TrackBack URL for this entry: http://www.unix-girl.com/mt/mt-tb.cgi/848
Total stab in the dark: is your MaxKeepAliveRequests set too high?
#An attack where you open up a bunch of conenctions and make no requests (lots of 'em), or where you do an http version of a smurf attack can do this. It would have been interesting to see netstat -an output and a minute or so of strace output from one of your httpd children.
#That's what I didn't do.. strace.. I checked netstat and wasn't unusual.
#lsof may have given you a better clue as to what apache was doing...
it sounds as though apache was behaving exactly as sshd or an SMTP daemon would, if reverse dns was severely broken or slow... do you have apache set to resolve host names from ips? if so that may have been the problem -- especially if your nameserver's from the resolv.conf were fubar'd (not just down... but FUBARd)
deffinately odd, though...
#DNS was not an issue.. checked that.
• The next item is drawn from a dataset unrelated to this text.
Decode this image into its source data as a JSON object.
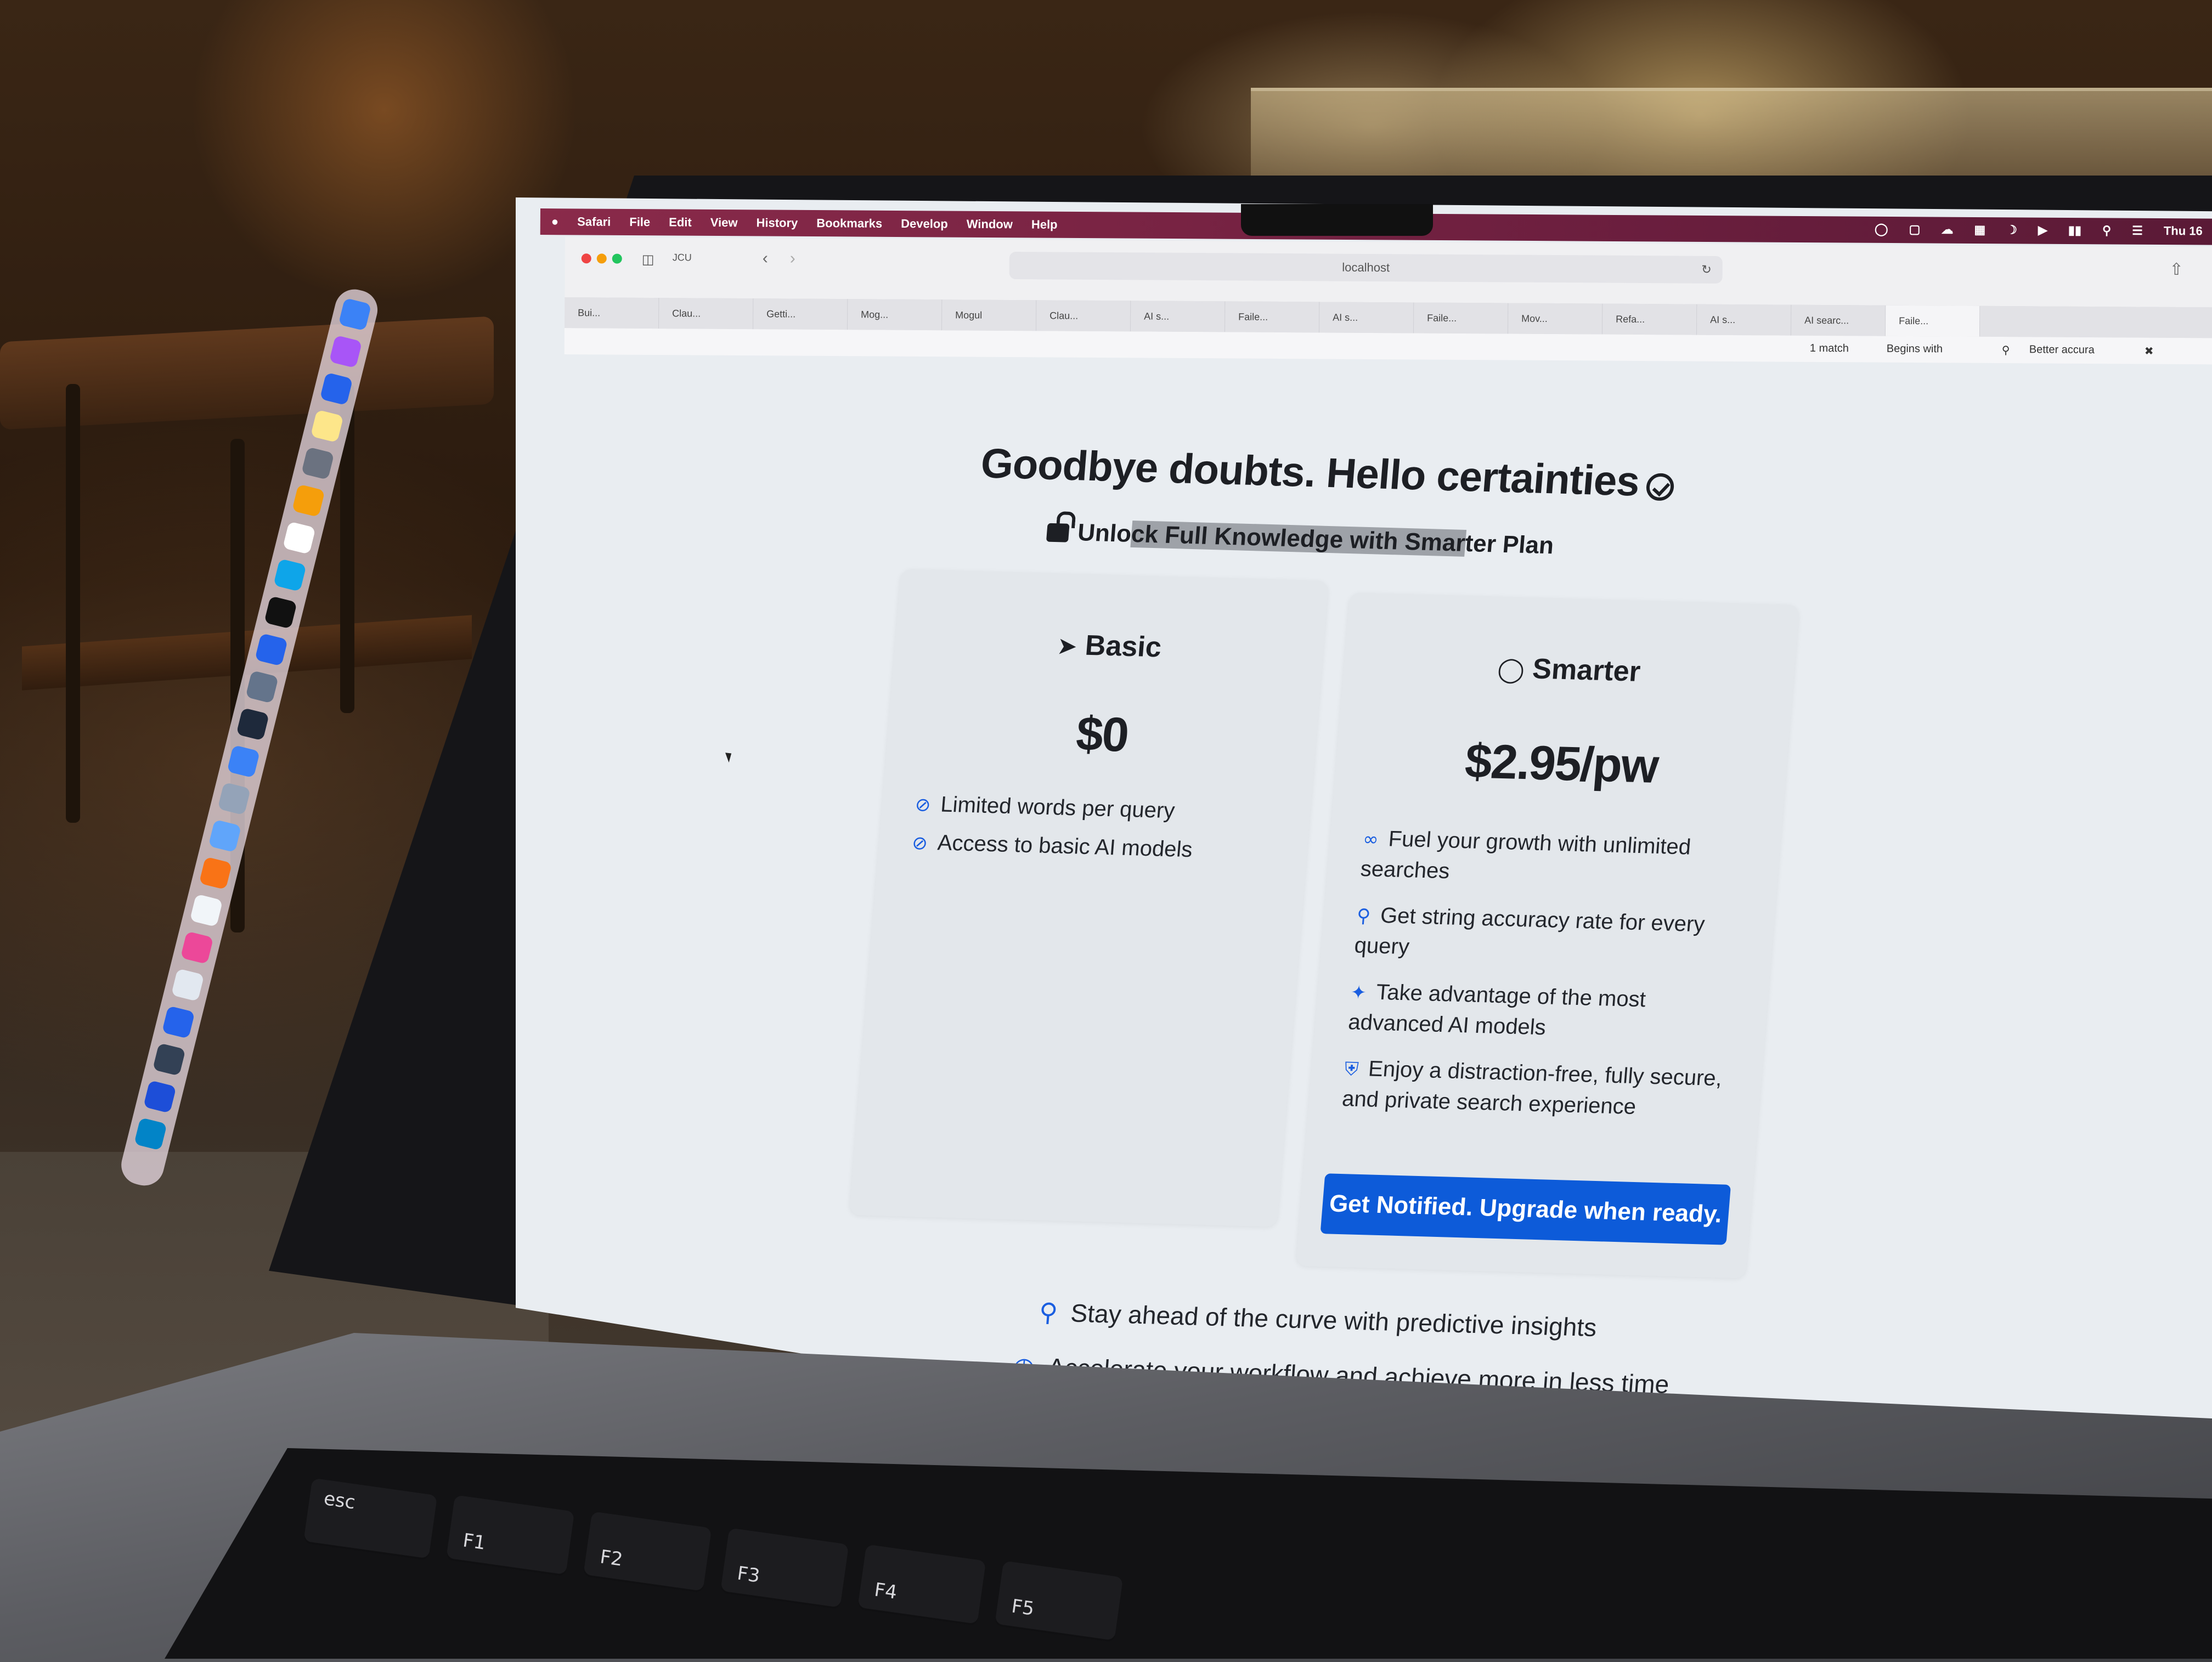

I did run lsof at one point but didn't save the output, hm, should have..
#Failing hard drive can cause those effects.
#Failing network card, too.
#I'll blame this one on Apache, pure and simple.
I have seen Apache do crazy things of this sort way too many times in my lifetime. My favourite (happened three times in a period of about 4-5 months) was when Apache just went on a malloc binge, sucking up everything it could until swap was exhausted (the box has 1GB, swap is 2GB). The 2nd and 3rd times I saw this, I was live on the machine and managed to stop it -- all I did was stop/start the daemon again. Yeah, uh, what the hell. I don't even use mod_perl (only module, besides stock, are mod_watch and mod_php4). ktrace, fstat, and lsof showed absolutely nothing out of the ordinary, other than Apache calling clock-related functions way more often than it should.
I stopped filing bug reports because I still have a security-related Apache bug report that remains open (and unresolved!) since _1997_. I have absolutely no respect for the current Apache team other than Ken Coar. I hope Marc Slemko dies a slow and painful death someday.
There were some infinite loop bugs fixed in 1.3.28 and 2.0.x recently; I have no idea if they're analogous to what you experienced, though. :-) My point is that Apache does crazy shit sometimes, and well, you may have just witnessed it.
#